The new car is not a mini multi-purpose vehicle, nor is it a conventional hatchback, but a little of both. SEAT calls it an MSV -- Multi Sports Vehicle.

SEAT hopes it will create a new sector in the market and attract younger buyers to the its range, whose buyers are currently an average of 45 years of age.

A first drive in the Altea around speed camera-flanked roads, near Watford, displayed a quiet, comfortable well-built, spacious five-door car, with a clean, modern, high-tech interior and all the well-engineered hallmarks of its Volkswagen/Audi owners.

Neat touches include wipers which tuck away either side of the windscreen leaving a completely open view of the road ahead.

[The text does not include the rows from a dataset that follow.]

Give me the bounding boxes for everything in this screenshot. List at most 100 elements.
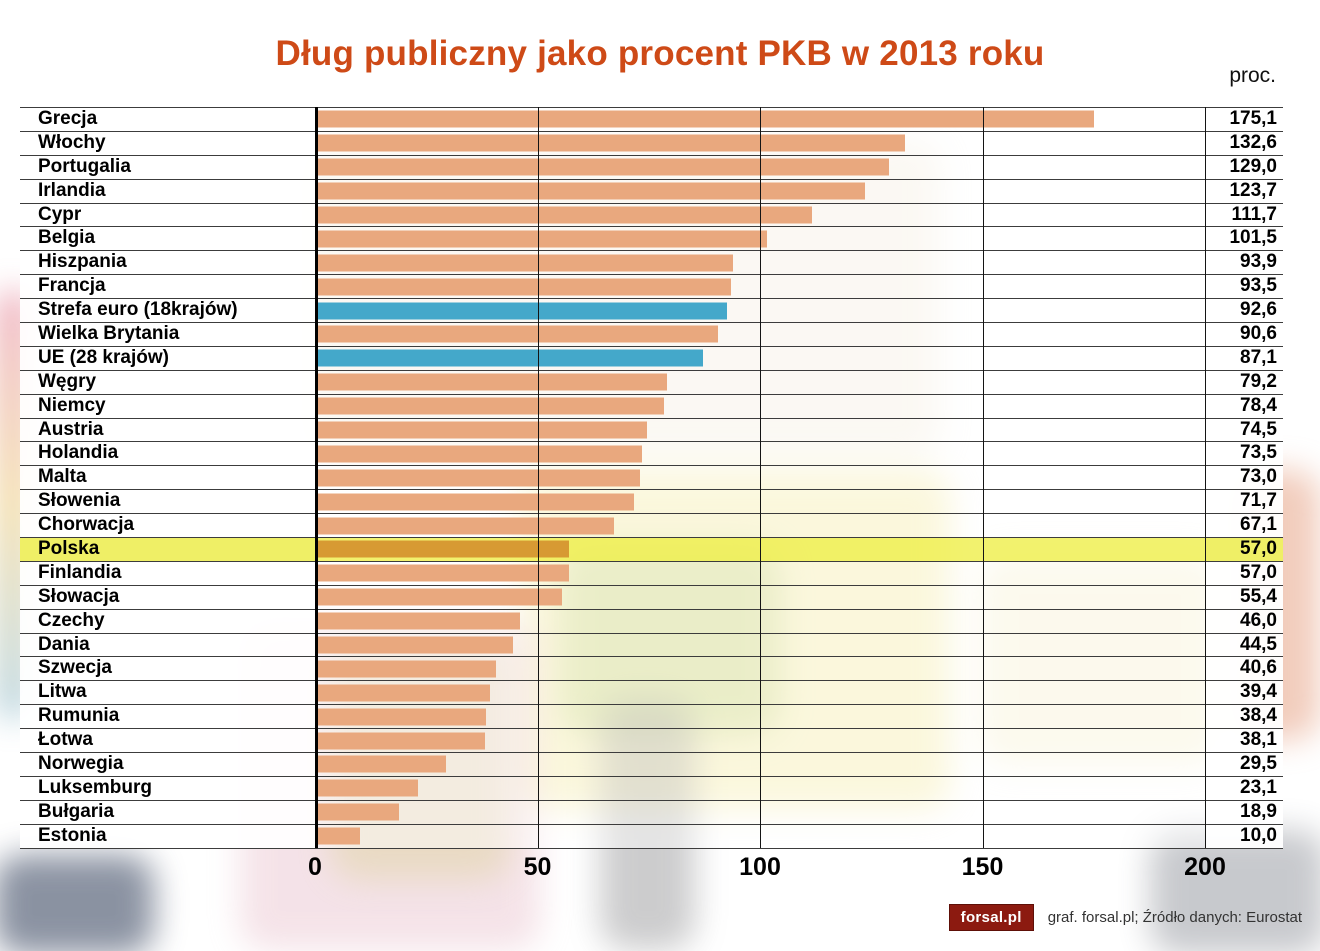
country-label: Niemcy bbox=[20, 394, 315, 418]
country-label: Litwa bbox=[20, 681, 315, 705]
value-label: 73,5 bbox=[1205, 442, 1283, 466]
bar bbox=[315, 564, 569, 582]
table-row: Irlandia 123,7 bbox=[20, 178, 1283, 203]
country-label: Luksemburg bbox=[20, 776, 315, 800]
footer: forsal.pl graf. forsal.pl; Źródło danych… bbox=[948, 904, 1302, 931]
bar bbox=[315, 182, 866, 200]
value-label: 18,9 bbox=[1205, 800, 1283, 824]
country-label: Irlandia bbox=[20, 179, 315, 203]
bar bbox=[315, 517, 614, 535]
bar bbox=[315, 206, 813, 224]
table-row: Luksemburg 23,1 bbox=[20, 775, 1283, 800]
country-label: Austria bbox=[20, 418, 315, 442]
bar-track bbox=[315, 108, 1205, 131]
value-label: 10,0 bbox=[1205, 824, 1283, 848]
bar-track bbox=[315, 227, 1205, 251]
background-photo-blob bbox=[980, 555, 1220, 765]
background-photo-blob bbox=[1150, 830, 1320, 951]
x-tick-label: 100 bbox=[739, 853, 781, 881]
table-row: Włochy 132,6 bbox=[20, 130, 1283, 155]
bar bbox=[315, 302, 728, 320]
value-label: 101,5 bbox=[1205, 227, 1283, 251]
x-tick-label: 150 bbox=[961, 853, 1004, 881]
table-row: Słowenia 71,7 bbox=[20, 489, 1283, 514]
value-label: 38,1 bbox=[1205, 729, 1283, 753]
bar bbox=[315, 397, 664, 415]
bar-track bbox=[315, 824, 1205, 848]
country-label: Hiszpania bbox=[20, 251, 315, 275]
bar bbox=[315, 469, 640, 487]
bar-track bbox=[315, 609, 1205, 633]
table-row: Norwegia 29,5 bbox=[20, 752, 1283, 776]
bar-track bbox=[315, 753, 1205, 776]
bar-track bbox=[315, 370, 1205, 394]
bar-track bbox=[315, 299, 1205, 323]
value-label: 87,1 bbox=[1205, 346, 1283, 370]
table-row: Niemcy 78,4 bbox=[20, 393, 1283, 418]
value-label: 38,4 bbox=[1205, 705, 1283, 729]
bar bbox=[315, 636, 514, 654]
table-row: UE (28 krajów) 87,1 bbox=[20, 345, 1283, 370]
table-row: Portugalia 129,0 bbox=[20, 154, 1283, 179]
value-label: 92,6 bbox=[1205, 299, 1283, 323]
bar-track bbox=[315, 179, 1205, 203]
bar-track bbox=[315, 633, 1205, 657]
value-label: 57,0 bbox=[1205, 538, 1283, 561]
bar bbox=[315, 612, 520, 630]
bar-track bbox=[315, 561, 1205, 585]
background-photo-blob bbox=[0, 855, 154, 951]
country-label: Grecja bbox=[20, 108, 315, 131]
x-tick-label: 0 bbox=[308, 853, 322, 881]
table-row: Strefa euro (18krajów) 92,6 bbox=[20, 298, 1283, 323]
bar-track bbox=[315, 681, 1205, 705]
value-label: 93,9 bbox=[1205, 251, 1283, 275]
table-row: Dania 44,5 bbox=[20, 632, 1283, 657]
bar bbox=[315, 110, 1095, 128]
table-row: Szwecja 40,6 bbox=[20, 656, 1283, 681]
table-row: Wielka Brytania 90,6 bbox=[20, 322, 1283, 346]
table-row: Słowacja 55,4 bbox=[20, 584, 1283, 609]
unit-label: proc. bbox=[1229, 64, 1276, 87]
table-row: Litwa 39,4 bbox=[20, 680, 1283, 705]
bar-track bbox=[315, 657, 1205, 681]
country-label: Estonia bbox=[20, 824, 315, 848]
forsal-logo: forsal.pl bbox=[948, 904, 1034, 931]
value-label: 55,4 bbox=[1205, 585, 1283, 609]
bar bbox=[315, 803, 400, 821]
value-label: 132,6 bbox=[1205, 131, 1283, 155]
bar-track bbox=[315, 776, 1205, 800]
bar bbox=[315, 230, 767, 248]
country-label: Bułgaria bbox=[20, 800, 315, 824]
table-row: Francja 93,5 bbox=[20, 274, 1283, 299]
value-label: 78,4 bbox=[1205, 394, 1283, 418]
value-label: 111,7 bbox=[1205, 203, 1283, 227]
value-label: 39,4 bbox=[1205, 681, 1283, 705]
table-row: Finlandia 57,0 bbox=[20, 560, 1283, 585]
bar-track bbox=[315, 490, 1205, 514]
value-label: 40,6 bbox=[1205, 657, 1283, 681]
country-label: Belgia bbox=[20, 227, 315, 251]
bar-track bbox=[315, 155, 1205, 179]
country-label: Łotwa bbox=[20, 729, 315, 753]
bar bbox=[315, 158, 890, 176]
bar-track bbox=[315, 203, 1205, 227]
bar-track bbox=[315, 346, 1205, 370]
bar bbox=[315, 827, 360, 845]
country-label: Holandia bbox=[20, 442, 315, 466]
value-label: 67,1 bbox=[1205, 514, 1283, 538]
bar bbox=[315, 588, 562, 606]
bar bbox=[315, 325, 719, 343]
country-label: Finlandia bbox=[20, 561, 315, 585]
value-label: 74,5 bbox=[1205, 418, 1283, 442]
country-label: Węgry bbox=[20, 370, 315, 394]
background-photo-blob bbox=[600, 700, 695, 950]
source-credit: graf. forsal.pl; Źródło danych: Eurostat bbox=[1047, 909, 1302, 926]
bar bbox=[315, 254, 733, 272]
bar bbox=[315, 278, 732, 296]
value-label: 79,2 bbox=[1205, 370, 1283, 394]
country-label: Wielka Brytania bbox=[20, 323, 315, 346]
table-row: Bułgaria 18,9 bbox=[20, 799, 1283, 824]
country-label: Francja bbox=[20, 275, 315, 299]
bar-chart: Grecja 175,1 Włochy 132,6 Portugalia 129… bbox=[20, 107, 1283, 849]
country-label: Dania bbox=[20, 633, 315, 657]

The Altea is the first SEAT sold in Europe to be equipped as standard with six airbags: driver and passenger airbag, front side airbag and curtain airbag, as well as three-point anchoring on all seatbelts and in the front, seatbelts with pre-tensioners and active front head restraints. The rear seat has the Isofix system for fixing child seats.

Altea prices start at £12,850 and rise through the eight-model range to £17,600. There is the option of 1.6 and 2.0-litre petrol and 1.9 and 2.0-litre diesel engines.

In addition to a choice of four engines, the Altea is available in three specification levels: Reference, Stylance and Sport. The entry-level Reference model's standard equipment includes anti-lock brakes and traction control, twin front airbags, side and curtain airbags, air conditioning, a six-speaker radio/CD player, powered one-touch front windows, remote central locking and more than 30 storage compartments.

SEAT believe 60 per cent of Altea sales will be for the versions costing under £14,000.

Mark McKenna, SEAT's UK head of marketing, said since the repositioning of the SEAT brand under the Audi Brand Group, the Altea was the first product to come out of the new group's 'sport design technology ideals' concept.

He said: "In future we will have an extrovert image with cars of a sporting design. Up to 18 months ago we were known as the affordable brand. Now we are moving to producing products with sporting design and greater performance, but we don't want to lose what we are already known for."

McKenna added: "We started selling SEAT cars in the UK in 1985 and by 1995 our annual sales had climbed steadily to 11,000 vehicles, but from then until 2003 they climbed rapidly to 34,000 units.

"We do not plan to oversupply vehicles and damage residual values -- ours are better than most of the main volume manufacturers and we don't want to lose that.

"We are not a volume brand, we are not up-market and we want customers to come to us out of choice. We see the Altea giving us incremental growth with 2,500 sales this year and 5,000 next."

McKenna also revealed that 95 per cent of inquiries for their products came to them by the web.